Nunca antes había hecho un viaje de aventura y creo que no he repetido después. No tenía ningún interés político, aunque supiera que esta gente ha sido maltratada por España, por Marruecos, y por ellos mismos. Así le ha ocurrido a tantos pueblos marginados del mundo: los kurdos, los palestinos, los congoleños... Supongo que masacrar al vecino e intentar llevarse sus materias primas a coste cero es inherente a la naturaleza humana. Luisa sí estaba vinculada con las causas habituales de la izquierda. Si por vinculación se entiende un apoyo difuso, un tanto estético, que carece de coste alguno. Aunque tal vez esté frivolizando con lo que he olvidado. Sus convicciones eran sinceras y cierta contradicción es irremediable para quien es de izquierdas. La contradicción que hace avanzar, las fricciones, todo ese rollo que ha inventado la izquierda posmoderna para seguir viviendo como si fuera de derechas, tiene su parte de verdad.
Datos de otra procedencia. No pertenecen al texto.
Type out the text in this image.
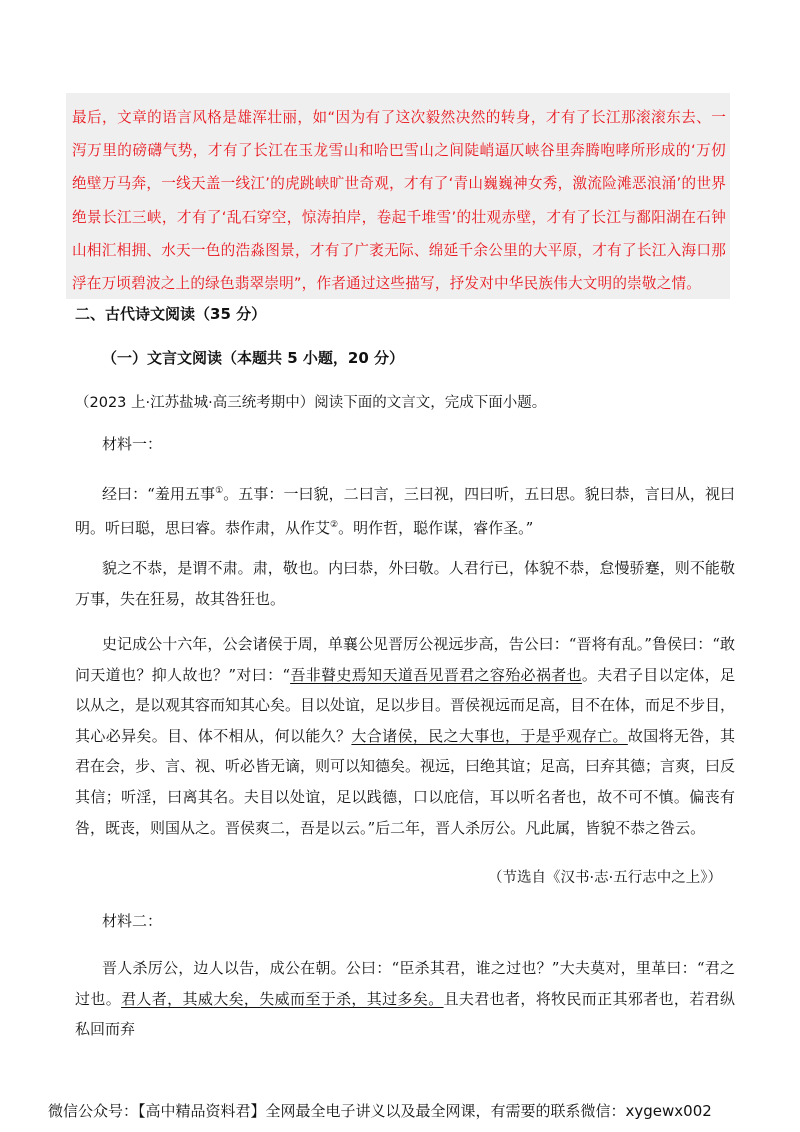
最后，文章的语言风格是雄浑壮丽，如“因为有了这次毅然决然的转身，才有了长江那滚滚东去、一泻万里的磅礴气势，才有了长江在玉龙雪山和哈巴雪山之间陡峭逼仄峡谷里奔腾咆哮所形成的‘万仞绝壁万马奔，一线天盖一线江’的虎跳峡旷世奇观，才有了‘青山巍巍神女秀，激流险滩恶浪涌’的世界绝景长江三峡，才有了‘乱石穿空，惊涛拍岸，卷起千堆雪’的壮观赤壁，才有了长江与鄱阳湖在石钟山相汇相拥、水天一色的浩淼图景，才有了广袤无际、绵延千余公里的大平原，才有了长江入海口那浮在万顷碧波之上的绿色翡翠崇明”，作者通过这些描写，抒发对中华民族伟大文明的崇敬之情。

二、古代诗文阅读（35 分）
（一）文言文阅读（本题共 5 小题，20 分）
（2023 上·江苏盐城·高三统考期中）阅读下面的文言文，完成下面小题。
材料一：

经曰：“羞用五事①。五事：一曰貌，二曰言，三曰视，四曰听，五曰思。貌曰恭，言曰从，视曰明。听曰聪，思曰睿。恭作肃，从作艾②。明作哲，聪作谋，睿作圣。”

貌之不恭，是谓不肃。肃，敬也。内曰恭，外曰敬。人君行已，体貌不恭，怠慢骄蹇，则不能敬万事，失在狂易，故其咎狂也。

史记成公十六年，公会诸侯于周，单襄公见晋厉公视远步高，告公曰：“晋将有乱。”鲁侯曰：“敢问天道也？抑人故也？”对曰：“吾非瞽史焉知天道吾见晋君之容殆必祸者也。夫君子目以定体，足以从之，是以观其容而知其心矣。目以处谊，足以步目。晋侯视远而足高，目不在体，而足不步目，其心必异矣。目、体不相从，何以能久？大合诸侯，民之大事也，于是乎观存亡。故国将无咎，其君在会，步、言、视、听必皆无谪，则可以知德矣。视远，曰绝其谊；足高，曰弃其德；言爽，曰反其信；听淫，曰离其名。夫目以处谊，足以践德，口以庇信，耳以听名者也，故不可不慎。偏丧有咎，既丧，则国从之。晋侯爽二，吾是以云。”后二年，晋人杀厉公。凡此属，皆貌不恭之咎云。

（节选自《汉书·志·五行志中之上》）
材料二：

晋人杀厉公，边人以告，成公在朝。公曰：“臣杀其君，谁之过也？”大夫莫对，里革曰：“君之过也。君人者，其威大矣，失威而至于杀，其过多矣。且夫君也者，将牧民而正其邪者也，若君纵私回而弃

微信公众号：【高中精品资料君】全网最全电子讲义以及最全网课，有需要的联系微信：xygewx002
Tras aquella época pasé años de un miedo al avión considerable. Llegué a regresar de París en un agotador tren nocturno. Me llama la atención que ni antes ni durante aquel viaje, en un avión de Air Argelia alquilado, con la pintura descascarillada y los asientos rotos, que paró a echar combustible en Orán mientras la tripulación estaba fumando, que pasó por zonas que nunca han estado en paz ni en guerra e hizo un aterrizaje en picado para evitar ataques, tuviera miedo. Son cosas raras que pasan en la cabeza. No hay certezas sobre las causas, solo placebos. En el avión había un ambiente de ilusión, de encuentro con la aventura y fiesta. Porque, no lo olvidemos, el fin último del viaje era la juerga.
Aterrizamos a las dos o las tres de la madrugada. Me llamó la atención la precariedad del aeropuerto. Nunca había pisado uno que no tuviera ni una sola tienda. Tampoco había pasado más frío en mi vida. Las míticas heladas del desierto nos acompañaron todas las noches. El frío se metía en los huesos, no lo evitaban ni cinco mantas. Mantas viejas, usadas, que olían a guiso y tabaco. Casi prefería helarme. Junto a las pistas nos recogió el frente Polisario y nos montó en unos autobuses vascos viejos, en plan línea Bilbao-Baracaldo. No tenían ni asientos, pero funcionaban. Siempre nos ha gustado demasiado gastar, comprar lo nuevo y regalar lo viejo. Desde las ventanas no se veía el desierto, tampoco el cielo. No había frontera. Era todo bastante siniestro, una escena de oscuridad total, rota por la luz zigzagueante de algunos coches. Pronto llegamos a la entrada del campamento y allí las mujeres que dirigían cada casa nos escogieron. Recuerdo la luz temblorosa de las linternas, que mostraba y ocultaba sus rostros, también las piedras del suelo, tan alejadas de la arena fina de nuestro desierto soñado. Nunca había visitado la pobreza verdadera y descubrí que era mucho más fea de lo que creía. Llevaba más o menos dos horas en el Sahara y ya me había arrepentido de ir.